How to safely charge your apple device at a charging station?

I know of no device that is sold to act as a write block that also allow full 1A charging, but Apple's patent covering potential upcoming changes to the dock connector might help you if you wanted a DIY hardware solution for the older 30 pin USB connectors.

In the mean time, you have several ways to secure the data without needing a custom piece of hardware.

  1. Lock your iOS device with a passcode before connecting it. This ensures the data is encrypted.
  2. You could go a step further and be ready to power off the device as soon as it's connected - shortening the window for the OS to be available to the charging station. The devices will still charge and shouldn't wake up unless it detects a disconnect/reconnect of the USB cord.
  3. Be careful to not establish trust with unknown chargers and computers by tapping when prompted by iOS 7.
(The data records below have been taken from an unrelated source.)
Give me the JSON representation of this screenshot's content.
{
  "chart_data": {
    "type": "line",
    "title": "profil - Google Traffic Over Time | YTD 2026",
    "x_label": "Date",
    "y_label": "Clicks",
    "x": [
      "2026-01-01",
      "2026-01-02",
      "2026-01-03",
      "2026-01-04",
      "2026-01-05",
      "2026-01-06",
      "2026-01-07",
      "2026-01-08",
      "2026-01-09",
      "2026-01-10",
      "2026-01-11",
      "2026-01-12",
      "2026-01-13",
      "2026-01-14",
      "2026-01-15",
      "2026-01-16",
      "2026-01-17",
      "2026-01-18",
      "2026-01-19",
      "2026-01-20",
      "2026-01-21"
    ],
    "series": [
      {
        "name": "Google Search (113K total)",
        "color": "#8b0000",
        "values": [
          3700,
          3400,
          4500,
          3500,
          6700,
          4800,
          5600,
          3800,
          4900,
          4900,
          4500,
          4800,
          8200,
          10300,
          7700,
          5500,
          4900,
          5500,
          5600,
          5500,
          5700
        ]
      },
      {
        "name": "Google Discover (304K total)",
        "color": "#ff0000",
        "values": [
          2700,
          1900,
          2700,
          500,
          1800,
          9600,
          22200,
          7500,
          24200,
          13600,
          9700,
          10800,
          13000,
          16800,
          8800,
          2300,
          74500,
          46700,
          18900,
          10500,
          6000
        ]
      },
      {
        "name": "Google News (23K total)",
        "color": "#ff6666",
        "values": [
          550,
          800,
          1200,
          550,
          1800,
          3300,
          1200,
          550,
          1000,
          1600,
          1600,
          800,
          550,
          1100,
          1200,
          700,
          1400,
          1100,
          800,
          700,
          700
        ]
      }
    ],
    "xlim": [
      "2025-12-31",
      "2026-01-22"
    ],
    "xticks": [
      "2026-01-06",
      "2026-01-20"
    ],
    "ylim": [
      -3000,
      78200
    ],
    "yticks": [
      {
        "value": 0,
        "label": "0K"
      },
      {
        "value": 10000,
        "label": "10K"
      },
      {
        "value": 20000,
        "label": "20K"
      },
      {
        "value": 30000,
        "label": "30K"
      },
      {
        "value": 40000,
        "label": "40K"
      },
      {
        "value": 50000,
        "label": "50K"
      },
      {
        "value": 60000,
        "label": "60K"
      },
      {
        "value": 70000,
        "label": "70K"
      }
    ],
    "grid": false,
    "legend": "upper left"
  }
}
Furthermore, if you upgrade to iOS 7, anytime you connect to a computer which could potentially read your data, you are alerted to this fact rather than having the device share all data because it's not locked with a passcode.

This new "trust this computer" functionality prevents any access to your device's storage without a positive user step to allow that access.


The device won't talk data to the "charging station" until the passcode is entered on the touchscreen. (Or the astronomically unlikely but theoretically possible chance that the charging station provides the one and only unique to you secure certificate generated and stored on your primary iTunes computer.)

The charging station can't try entering passwords one by one - so it's not like you are at more risk by charging an hour versus 2 minutes.


If you use something akin to a Zoom Energy Bar you should be able to connect the mini USB at the charging station to charge the energy bar, then connect your device to the USB port. It should maintain the charge on the energy bar battery and charge the device(s) on the other end.

Added benefit of having a portable battery with you to charge various and sundry devices.

I have one of those energy bars, but I have to admit that I've never tried what I am proposing here.


I recommend powering down the device before you connect it to any unknown docking stations or power chargers. The data is not accessible when the power is off and it will also recharge faster.


You could take a spare cable and remove the data pin from the plug that connects to the iDevice, so only power is transmitted.